Dans la famille, on dit souvent que les traits du visage sont un miroir du passé. Mais pour ce jeune homme, l’héritage de sa mère ne se limitait pas à la couleur de ses yeux ou à la forme de son sourire ; il se logeait plus profondément, là où l’air peine parfois à passer.
Tout avait commencé bien des années auparavant, durant l’adolescence de sa mère. À l’époque, elle était une élève brillante, pleine d’ambition. Mais en classe de 9ᵉ année, le destin bascula. Ce que l’on pensait être un simple rhume se transforma en une bataille quotidienne contre la sinusite et la méningite. La douleur était telle qu’elle fut contrainte de poser ses cahiers et de quitter les bancs de l’école, le cœur lourd, pour se consacrer à sa guérison.
Le temps fit son œuvre. Elle guérit, grandit, se maria et devint mère. Lorsqu’elle tint son fils dans ses bras pour la première fois, elle espérait lui avoir transmis toute sa force, mais pas ses fragilités.

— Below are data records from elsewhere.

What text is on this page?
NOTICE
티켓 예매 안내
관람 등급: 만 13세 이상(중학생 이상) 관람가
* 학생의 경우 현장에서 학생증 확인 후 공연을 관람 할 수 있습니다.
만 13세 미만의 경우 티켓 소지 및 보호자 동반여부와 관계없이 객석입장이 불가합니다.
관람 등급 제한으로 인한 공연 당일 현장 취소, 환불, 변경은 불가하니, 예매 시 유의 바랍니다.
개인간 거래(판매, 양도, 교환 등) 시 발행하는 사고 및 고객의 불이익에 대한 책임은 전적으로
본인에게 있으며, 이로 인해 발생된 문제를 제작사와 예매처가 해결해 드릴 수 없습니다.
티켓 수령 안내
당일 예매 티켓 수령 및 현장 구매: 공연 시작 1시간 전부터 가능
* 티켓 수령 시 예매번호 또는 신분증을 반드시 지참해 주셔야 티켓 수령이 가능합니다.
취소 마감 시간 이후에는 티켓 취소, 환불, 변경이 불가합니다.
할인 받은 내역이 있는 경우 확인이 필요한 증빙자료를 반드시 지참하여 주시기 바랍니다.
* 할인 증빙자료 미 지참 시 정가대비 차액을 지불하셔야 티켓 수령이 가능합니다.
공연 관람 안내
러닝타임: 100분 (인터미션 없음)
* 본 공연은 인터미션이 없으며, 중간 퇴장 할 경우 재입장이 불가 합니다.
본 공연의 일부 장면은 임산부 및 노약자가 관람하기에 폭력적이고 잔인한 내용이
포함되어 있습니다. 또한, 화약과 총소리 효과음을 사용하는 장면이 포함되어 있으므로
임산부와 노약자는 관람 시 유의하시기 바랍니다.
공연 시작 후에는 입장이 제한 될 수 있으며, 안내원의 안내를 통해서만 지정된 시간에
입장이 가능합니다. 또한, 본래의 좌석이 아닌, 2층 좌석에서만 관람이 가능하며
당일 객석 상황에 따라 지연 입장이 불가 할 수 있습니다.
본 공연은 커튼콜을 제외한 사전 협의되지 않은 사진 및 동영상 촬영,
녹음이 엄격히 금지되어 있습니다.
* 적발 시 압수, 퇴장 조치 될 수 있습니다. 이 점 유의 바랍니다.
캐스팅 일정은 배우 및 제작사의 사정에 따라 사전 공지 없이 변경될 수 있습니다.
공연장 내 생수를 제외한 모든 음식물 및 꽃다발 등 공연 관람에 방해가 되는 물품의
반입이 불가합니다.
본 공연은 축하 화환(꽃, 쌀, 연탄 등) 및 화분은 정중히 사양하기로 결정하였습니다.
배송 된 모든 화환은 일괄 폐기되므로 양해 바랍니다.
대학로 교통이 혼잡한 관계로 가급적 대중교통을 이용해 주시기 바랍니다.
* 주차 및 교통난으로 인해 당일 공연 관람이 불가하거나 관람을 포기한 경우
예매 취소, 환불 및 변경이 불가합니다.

Pourtant, alors que le jeune homme entrait dans sa phase de croissance, le passé sembla refaire surface. Ce nez qui gonflait doucement, ces maux de tête familiers et cette respiration bruyante n’étaient pas des inconnus pour elle : c’était le retour du « mal de famille ».
Aujourd’hui, ce jeune homme porte en lui cette trace du passé. Mais contrairement à sa mère, qui avait dû renoncer à ses études, lui a la chance de vivre à une époque où la médecine moderne, à Conakry et ailleurs, peut mettre un nom précis sur ce gonflement.